Beware of attaching too much meaning to the weights backprop finds, however. Remember that there are probably many very different ones that are just as good. Learning in multilayer perceptrons is a chaotic process in the sense that starting in slightly different places can cause you to wind up at very different solutions. The phenomenon is the same whether the slight difference is in the initial weights or the training data and manifests itself in all powerful learners, not just backprop.

We could do away with the problem of local optima by taking out the S curves and just letting each neuron output the weighted sum of its inputs. That would make the error surface very smooth, leaving only one minimum-the global one.

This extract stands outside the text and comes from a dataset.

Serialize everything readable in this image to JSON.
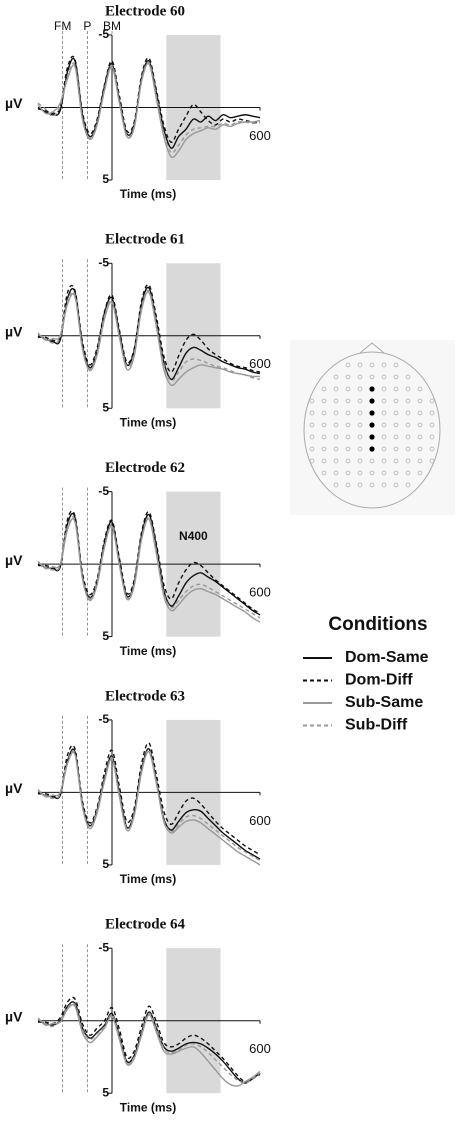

The problem, though, is that a linear function of linear functions is still just a linear function, so a network of linear neurons is no better than a single neuron. A linear brain, no matter how large, is dumber than a roundworm. S curves are a nice halfway house between the dumbness of linear functions and the hardness of step functions.

The perceptron’s revenge

Backprop was invented in 1986 by David Rumelhart, a psychologist at the University of California, San Diego, with the help of Geoff Hinton and Ronald Williams. Among other things, they showed that backprop can learn XOR, enabling connectionists to thumb their noses at Minsky and Papert. Recall the Nike example: young men and middle-aged women are the most likely buyers of Nike shoes. We can represent this with a network of three neurons: one that fires when it sees a young male, another that fires when it sees a middle-aged female, and another that fires when either of those does. And with backprop we can learn the appropriate weights, resulting in a successful Nike prospect detector. (So there, Marvin.)